While technically, the more important support for GBPUSD was located a little higher (1.3150 – 1.33), this psychological 1.30 area has held surprisingly well so far. However, the repeated bearish attempts here and the inability of GBPUSD bulls to lift the pair much higher suggests that a downside breakout is becoming increasingly likely.
Support zones below are 1.2850, ahead of 1.27 and then the big 1.25 area. To the upside, the first resistance should be at the old support of 1.3150 – 1.33.
JPY Weekly Fundamental Outlook: Bearish Trend In Full Swing
The Bank of Japan is left in the dust behind other central banks that are tightening policy and have already started raising rates and unwinding QE. The BOJ’s QE and YCC policies are keeping 10-year Government bonds capped at the 0.25% limit while yields of other countries are rising fast, making the yen a very unattractive currency to hold right now.
BOJ Governor Kuroda was speaking yesterday, and while he said that fast depreciation of the yen is undesirable, he also reiterated again that a weak currency is good for the Japanese economy and that there is no need to stop with the easing policies. All of this is consistent with more JPY weakness as the overall message from Japanese officials is still focused on easing policy, with little concern for the steep decline in the yen.
USDJPY extending the rally through the 130.00 level now seems to be only a matter of “when” not “if”. This implies that other JPY pairs would, of course, move higher as well accordingly.

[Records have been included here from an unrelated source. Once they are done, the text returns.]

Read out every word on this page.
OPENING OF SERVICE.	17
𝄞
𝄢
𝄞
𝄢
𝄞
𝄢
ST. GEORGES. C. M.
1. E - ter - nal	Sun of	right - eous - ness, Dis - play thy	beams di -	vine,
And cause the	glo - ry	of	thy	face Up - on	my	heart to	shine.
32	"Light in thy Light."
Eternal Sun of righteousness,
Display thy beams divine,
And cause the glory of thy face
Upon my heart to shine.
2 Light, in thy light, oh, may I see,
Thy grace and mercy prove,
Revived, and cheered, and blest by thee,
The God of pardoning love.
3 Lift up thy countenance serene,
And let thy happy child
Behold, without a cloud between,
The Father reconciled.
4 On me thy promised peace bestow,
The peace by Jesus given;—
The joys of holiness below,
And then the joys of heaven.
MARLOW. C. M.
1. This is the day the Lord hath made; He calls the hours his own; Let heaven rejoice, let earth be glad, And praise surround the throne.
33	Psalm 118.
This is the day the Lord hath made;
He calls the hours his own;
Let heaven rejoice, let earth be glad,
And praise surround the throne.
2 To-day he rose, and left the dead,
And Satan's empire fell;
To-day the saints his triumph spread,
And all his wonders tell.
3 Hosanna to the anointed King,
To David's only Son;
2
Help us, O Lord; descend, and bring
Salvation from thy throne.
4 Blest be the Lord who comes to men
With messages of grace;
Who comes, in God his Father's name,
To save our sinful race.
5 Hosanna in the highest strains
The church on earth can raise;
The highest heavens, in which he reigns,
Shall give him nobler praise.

Finally, note the risks to the now widely-held bearish JPY outlook. Mainly those are related to a sharp reversal in risk sentiment (e.g., stock markets) and/or the rise in Treasury yields. If either or both of those reverse, it will be much easier for the JPY to reverse some of its recent losses too.
USDJPY Technical Analysis:
USDJPY is now officially trading at 20-year highs. The pair surged past the 2015 high of 125.85 last week and is now moving steadily toward the 130.00 level. The last time USDJPY was trading at these levels was in May 2002. George W. Bush was President of the United States, and Japan was preparing to host the Korea-Japan world cup.
There is little in the way to stop USDJPY from reaching that 130.00 level next. In fact, judging by the powerful trend momentum here, it will most likely break above it soon. Then all focus will be on the 135.00 level, which should provide some resistance considering that this was a major swing high in 2002.
To the downside, we can spot support far into the distance around that 125.00 area. It acted as a moderate resistance on the way up, and if it is tested from the other side, it could be a good area to establish fresh long positions.